Researchers have found two new planets orbiting around one of the oldest stars near Sun called Kapteyn and one of them may support life.
Dr Guillem Anglada-Escude, from QMUL's School of Physics and Astronomy said that it was astounding finding those planets orbiting Kapteyn's star, although previous data did show some moderate excess of variability, so they were looking for very short period planets when the new signals showed up loud and clear.

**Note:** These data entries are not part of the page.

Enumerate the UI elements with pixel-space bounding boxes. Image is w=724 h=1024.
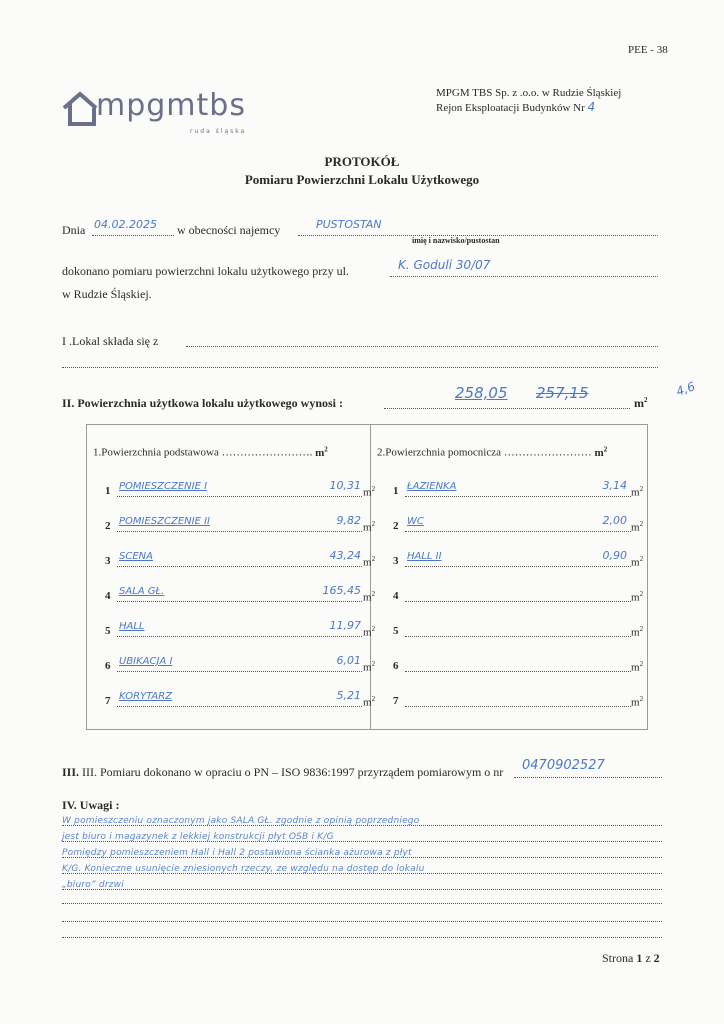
row-number: 5	[393, 625, 399, 637]
doc-title: PROTOKÓŁ	[324, 154, 400, 169]
basic_area-row	[105, 586, 383, 606]
room-area: 9,82	[336, 514, 361, 527]
aux_area-row	[393, 621, 651, 641]
logo-subtext: ruda śląska	[190, 128, 247, 135]
measure-label: dokonano pomiaru powierzchni lokalu użytkowego przy ul.	[62, 264, 349, 278]
room-area: 6,01	[336, 654, 361, 667]
basic_area-row	[105, 551, 383, 571]
row-number: 5	[105, 625, 111, 637]
row-number: 3	[105, 555, 111, 567]
area-unit: $m^2$	[631, 590, 644, 604]
aux_area-row	[393, 516, 651, 536]
doc-subtitle: Pomiaru Powierzchni Lokalu Użytkowego	[244, 172, 480, 187]
room-name: ŁAZIENKA	[407, 481, 457, 492]
struck-area-value: 257,15	[536, 384, 589, 402]
room-area: 11,97	[329, 619, 361, 632]
area-unit: $m^2$	[631, 625, 644, 639]
remark-line: Pomiędzy pomieszczeniem Hall i Hall 2 postawiona ścianka ażurowa z płyt	[62, 844, 662, 858]
tenant-value: PUSTOSTAN	[316, 218, 382, 231]
row-number: 1	[105, 485, 111, 497]
area-unit: $m^2$	[631, 520, 644, 534]
aux-area-header: 2.Powierzchnia pomocnicza …………………… $m^2$	[377, 445, 608, 459]
row-number: 4	[105, 590, 111, 602]
area-table	[86, 424, 648, 730]
room-name: UBIKACJA I	[119, 656, 173, 667]
total-area-value: 258,05	[455, 384, 508, 402]
aux_area-row	[393, 691, 651, 711]
room-name: HALL II	[407, 551, 442, 562]
row-number: 4	[393, 590, 399, 602]
aux_area-row	[393, 551, 651, 571]
remark-line: W pomieszczeniu oznaczonym jako SALA GŁ. zgodnie z opinią poprzedniego	[62, 812, 662, 826]
row-number: 2	[393, 520, 399, 532]
street-value: K. Goduli 30/07	[398, 258, 491, 272]
row-number: 6	[393, 660, 399, 672]
room-name: SALA GŁ.	[119, 586, 165, 597]
room-name: WC	[407, 516, 424, 527]
basic_area-row	[105, 621, 383, 641]
room-area: 3,14	[602, 479, 627, 492]
area-unit: $m^2$	[363, 660, 376, 674]
area-unit: $m^2$	[631, 695, 644, 709]
aux_area-row	[393, 586, 651, 606]
section2-label: II. Powierzchnia użytkowa lokalu użytkowego wynosi :	[62, 396, 344, 410]
area-unit: $m^2$	[363, 485, 376, 499]
room-name: KORYTARZ	[119, 691, 173, 702]
room-area: 2,00	[602, 514, 627, 527]
area-unit: $m^2$	[363, 695, 376, 709]
section3-label: III. III. Pomiaru dokonano w opraciu o PN – ISO 9836:1997 przyrządem pomiarowym o nr	[62, 765, 504, 779]
aux_area-row	[393, 481, 651, 501]
logo	[60, 88, 260, 136]
row-number: 2	[105, 520, 111, 532]
area-unit: $m^2$	[363, 625, 376, 639]
room-name: POMIESZCZENIE II	[119, 516, 210, 527]
remark-line: jest biuro i magazynek z lekkiej konstrukcji płyt OSB i K/G	[62, 828, 662, 842]
form-code: PEE - 38	[628, 44, 668, 56]
room-name: POMIESZCZENIE I	[119, 481, 208, 492]
region-number: 4	[587, 100, 596, 114]
room-name: HALL	[119, 621, 145, 632]
basic_area-row	[105, 516, 383, 536]
area-unit: $m^2$	[363, 590, 376, 604]
total-area-unit: m	[634, 396, 644, 410]
area-unit: $m^2$	[631, 555, 644, 569]
day-label: Dnia	[62, 223, 86, 237]
area-unit: $m^2$	[363, 520, 376, 534]
presence-label: w obecności najemcy	[177, 223, 281, 237]
room-area: 43,24	[329, 549, 361, 562]
org-block	[436, 86, 621, 115]
remark-line: „biuro” drzwi	[62, 876, 662, 890]
page-indicator: Strona 1 z 2	[602, 951, 660, 965]
section1-label: I .Lokal składa się z	[62, 334, 159, 348]
device-number: 0470902527	[522, 758, 605, 773]
org-line1: MPGM TBS Sp. z .o.o. w Rudzie Śląskiej	[436, 87, 622, 99]
logo-house-icon	[60, 90, 100, 130]
room-area: 0,90	[602, 549, 627, 562]
row-number: 1	[393, 485, 399, 497]
date-value: 04.02.2025	[94, 218, 157, 231]
row-number: 6	[105, 660, 111, 672]
section4-label: IV. Uwagi :	[62, 798, 120, 812]
room-name: SCENA	[119, 551, 153, 562]
area-unit: $m^2$	[363, 555, 376, 569]
area-unit: $m^2$	[631, 660, 644, 674]
row-number: 7	[105, 695, 111, 707]
basic-area-header: 1.Powierzchnia podstawowa ……………………. $m^2$	[93, 445, 328, 459]
org-line2: Rejon Eksploatacji Budynków Nr	[436, 102, 585, 114]
row-number: 3	[393, 555, 399, 567]
tenant-caption: imię i nazwisko/pustostan	[412, 236, 500, 245]
row-number: 7	[393, 695, 399, 707]
margin-note: 4,6	[674, 379, 697, 399]
room-area: 165,45	[322, 584, 361, 597]
basic_area-row	[105, 691, 383, 711]
room-area: 5,21	[336, 689, 361, 702]
city-text: w Rudzie Śląskiej.	[62, 287, 152, 301]
room-area: 10,31	[329, 479, 361, 492]
basic_area-row	[105, 481, 383, 501]
remark-line: K/G. Konieczne usunięcie zniesionych rzeczy, ze względu na dostęp do lokalu	[62, 860, 662, 874]
aux_area-row	[393, 656, 651, 676]
basic_area-row	[105, 656, 383, 676]
logo-text: mpgmtbs	[96, 88, 246, 123]
area-unit: $m^2$	[631, 485, 644, 499]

According to the findings the planet Kapetyn b is at least five times as massive as the Earth and it orbits the star every 48 days making it warm enough for liquid water to be present on its surface and the second planet, Kapteyn c is a more massive and quite different; its year lasts for 121 days and astronomers think it's too cold to support liquid water.
Jacobus Kapteyn discovered the star at the end of the 19th century belonging to the galactic halo and it is the second fastest moving star in the sky.
With a third of the mass of the sun, this red-dwarf can be seen in the southern constellation of Pictor with an amateur telescope.
The astronomers used new data from HARPS spectrometer at the ESO's La Silla observatory in Chile to measure tiny periodic changes in the motion of the star. Using the Doppler Effect, which shifts the star's light spectrum depending on its velocity, the scientists can work out some properties of these planets, such as their masses and periods of orbit.